Hurley’s work with Coughlan has been a game-changer, as has the backing from the darkest of his golfing days three years ago by girlfriend Emily-Rose Byrne, whom he met during their college days at Maynooth University.
“She supported me through all the really tough times with my golf, supported me in whatever I wanted to do at the time I was making the decision about whether to go back in or not. She listened when I was hurting the most in 2019, after the Turkish Challenge Tour event.
“After that week I was like ‘I don’t know if I can keep doing this the way I’m doing it’.
“I said to Ed, ‘if I’m going to keep doing this, something has to change’. It wasn’t healthy, for one. I was unhappy on the golf course, I was lost in what I was doing and it’s tough place when you’ve put in a lot of time into something and you don’t seem to get anything back.
“I had that for a long time and I was getting nothing back from it but I also wasn’t in a good enough head space to allow myself to see if I was getting anything back from it. So that’s why I talk about the openness now and the self-exploration that I do.

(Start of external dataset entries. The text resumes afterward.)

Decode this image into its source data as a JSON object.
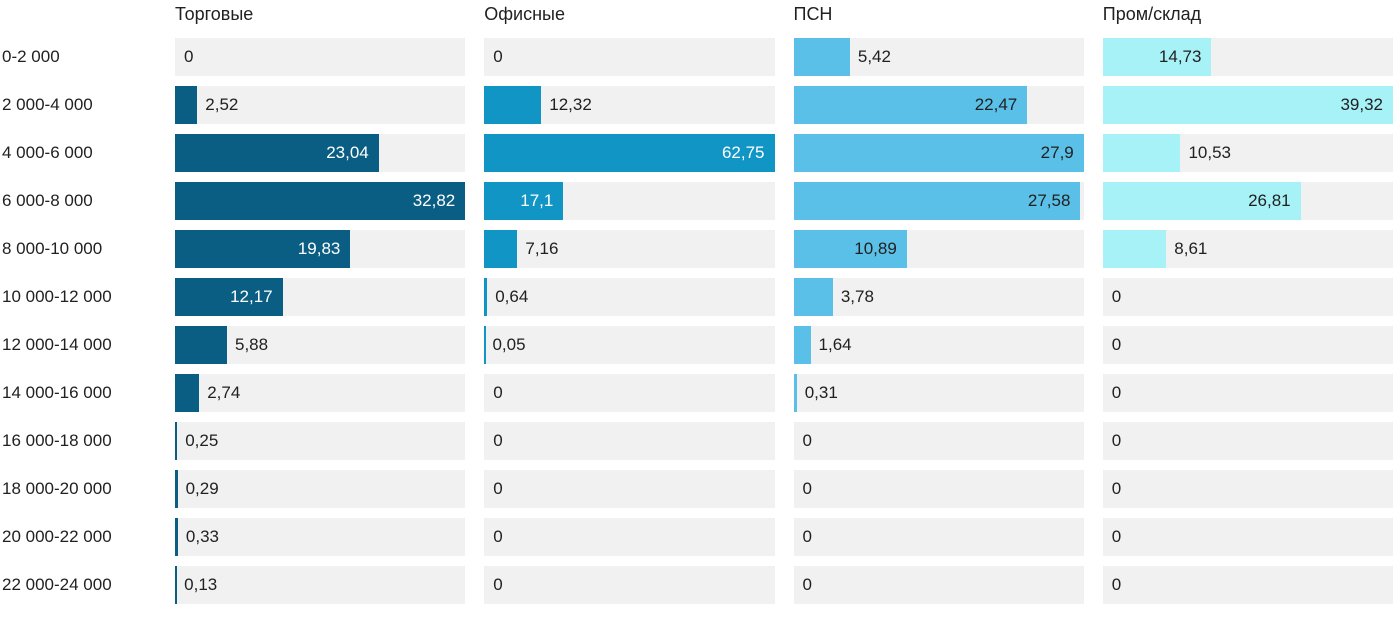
{
  "chart_data": {
    "type": "bar",
    "orientation": "horizontal",
    "title": "",
    "categories": [
      "0-2 000",
      "2 000-4 000",
      "4 000-6 000",
      "6 000-8 000",
      "8 000-10 000",
      "10 000-12 000",
      "12 000-14 000",
      "14 000-16 000",
      "16 000-18 000",
      "18 000-20 000",
      "20 000-22 000",
      "22 000-24 000"
    ],
    "series": [
      {
        "name": "Торговые",
        "color": "#0b5e83",
        "inside_label_color": "#ffffff",
        "values": [
          0,
          2.52,
          23.04,
          32.82,
          19.83,
          12.17,
          5.88,
          2.74,
          0.25,
          0.29,
          0.33,
          0.13
        ]
      },
      {
        "name": "Офисные",
        "color": "#1095c5",
        "inside_label_color": "#ffffff",
        "values": [
          0,
          12.32,
          62.75,
          17.1,
          7.16,
          0.64,
          0.05,
          0,
          0,
          0,
          0,
          0
        ]
      },
      {
        "name": "ПСН",
        "color": "#5ac0e8",
        "inside_label_color": "#212121",
        "values": [
          5.42,
          22.47,
          27.9,
          27.58,
          10.89,
          3.78,
          1.64,
          0.31,
          0,
          0,
          0,
          0
        ]
      },
      {
        "name": "Пром/склад",
        "color": "#a7f2f7",
        "inside_label_color": "#212121",
        "values": [
          14.73,
          39.32,
          10.53,
          26.81,
          8.61,
          0,
          0,
          0,
          0,
          0,
          0,
          0
        ]
      }
    ],
    "column_max": [
      32.82,
      62.75,
      27.9,
      39.32
    ],
    "scaling": "per-column-max",
    "track_color": "#f1f1f1",
    "text_color": "#212121",
    "decimal_separator": ",",
    "grid": false,
    "legend_position": "column-headers"
  }
}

“I’m staying open to that, and it might not click but you’re already moving towards a more positive mindsetn. You’re removing the pessimistic and increasing the optimistic side all the time. Even if you’re not getting the reward but it just so happens that when you’re in that space you do start to see all the good things as well as the bad things. In the space I was in before, all I could see was the bad things that was happening and then in turn that created more bad stuff and more pain on top of that.”